Persimmon cake origin, raw materials and method

Persimmon cake origin, raw materials and method

Whenever the Mid-Autumn Festival comes with the cool breeze and the fragrance of osmanthus, the ancient city of Xi'an has a snack with autumn and winter flavors - Huanggui persimmon cakes. Huanggui persimmon cakes, also known as Huojing persimmon cakes , are a kind of flavor food made of persimmons and flour. They are Xi'an's famous and special flavor food. They are golden on both sides, soft in the cake, colorful in filling, and fragrant with persimmon and osmanthus. They are not only a snack eaten alone, but also a delicacy at banquets. They have long been famous in Sanqin and are well-known throughout the country.

Huanggui Persimmon Cake

The origin of Huanggui persimmon cake can be traced back to an anecdote about Li Zicheng, the King of Rebellion, which was circulated among the people in the Guanzhong area of ​​Shaanxi Province. According to legend, in the 17th year of the Chongzhen reign of the Ming Dynasty (1644), after Li Zicheng, the leader of the peasant uprising, established the "Dashun" regime in Xi'an,

Continue to march to Beijing. When the army was launched, Guanzhong was in the midst of a famine and food was scarce. In order to comfort the rebels, the people of Lintong used the ripe fire crystal persimmons that were abundant in the local area, mixed with a little flour, and baked them into cakes for the rebels to eat as dry food on the road. Because this persimmon cake is sweet and delicious, and can resist hunger and hunger, the officers and soldiers of the rebels were full of energy and high morale after eating it. They bravely killed the enemy and soon captured Beijing with a crushing momentum, overthrew the Ming Dynasty, and established a peasant regime.
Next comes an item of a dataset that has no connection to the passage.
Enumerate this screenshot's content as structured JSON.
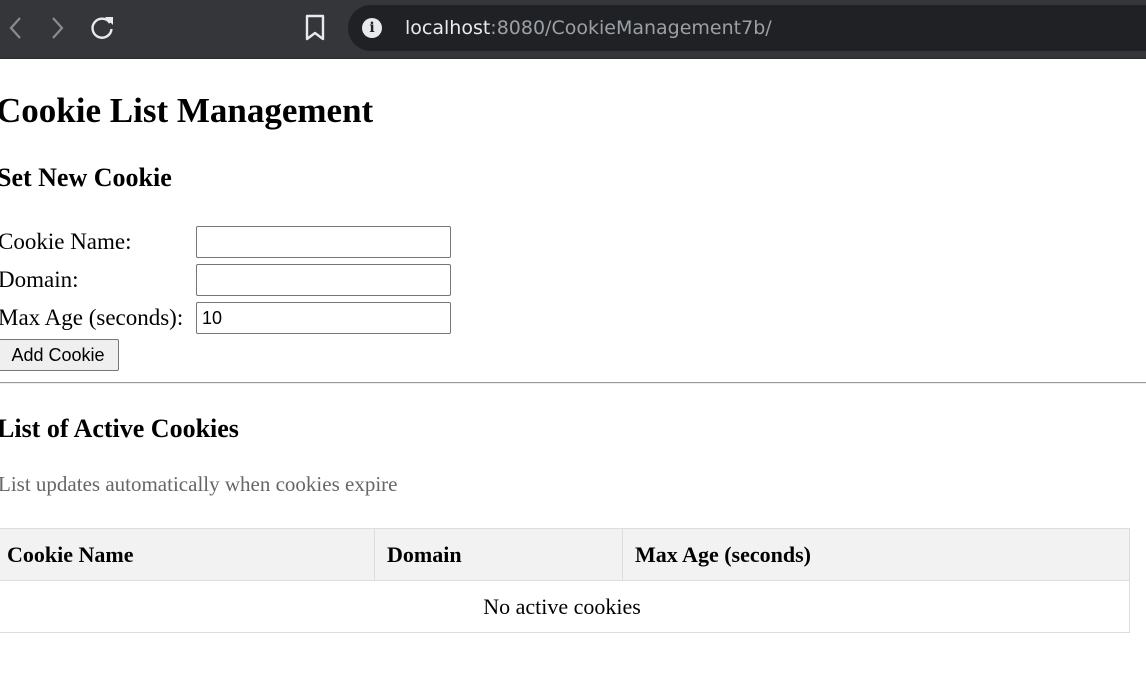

Later, although Li Zicheng's peasant uprising army failed, the people of Lintong would make persimmon cakes to eat every year when the persimmons ripened in the golden autumn to commemorate Li Zicheng's uprising. This food quickly spread to all counties in Guanzhong and was introduced to Xi'an. After continuous improvements by generations of chefs, it finally became the current Huanggui persimmon cake, and became a famous snack, known as the "famous snack in Guanzhong".

Huanggui persimmon cake ingredients:

Persimmon, flour, and red bean paste filling.

Huanggui persimmon cake method:

1. Wash and peel the persimmons, put them into a container and mash them into a paste (it will be more uniform if you use a blender);

2. Sift the flour into the persimmon puree and stir evenly until it is kneaded into a dough of moderate hardness (those with high skills can knead the dough softer, and the dough of moderate hardness is easier to shape);

3. Let the dough rest for about 15 minutes, then take it out and cut it into small pieces of appropriate size;

4. Use a rolling pin to roll the dough into a thick crust, put an appropriate amount of red bean paste filling into it, tighten the mouth like making dumplings, and flatten it;

5. Put the prepared persimmon cakes into the oil and fry them on low heat until both sides are golden brown. It is best to use kitchen paper to absorb the excess oil from the fried persimmon cakes. It is delicious and healthy.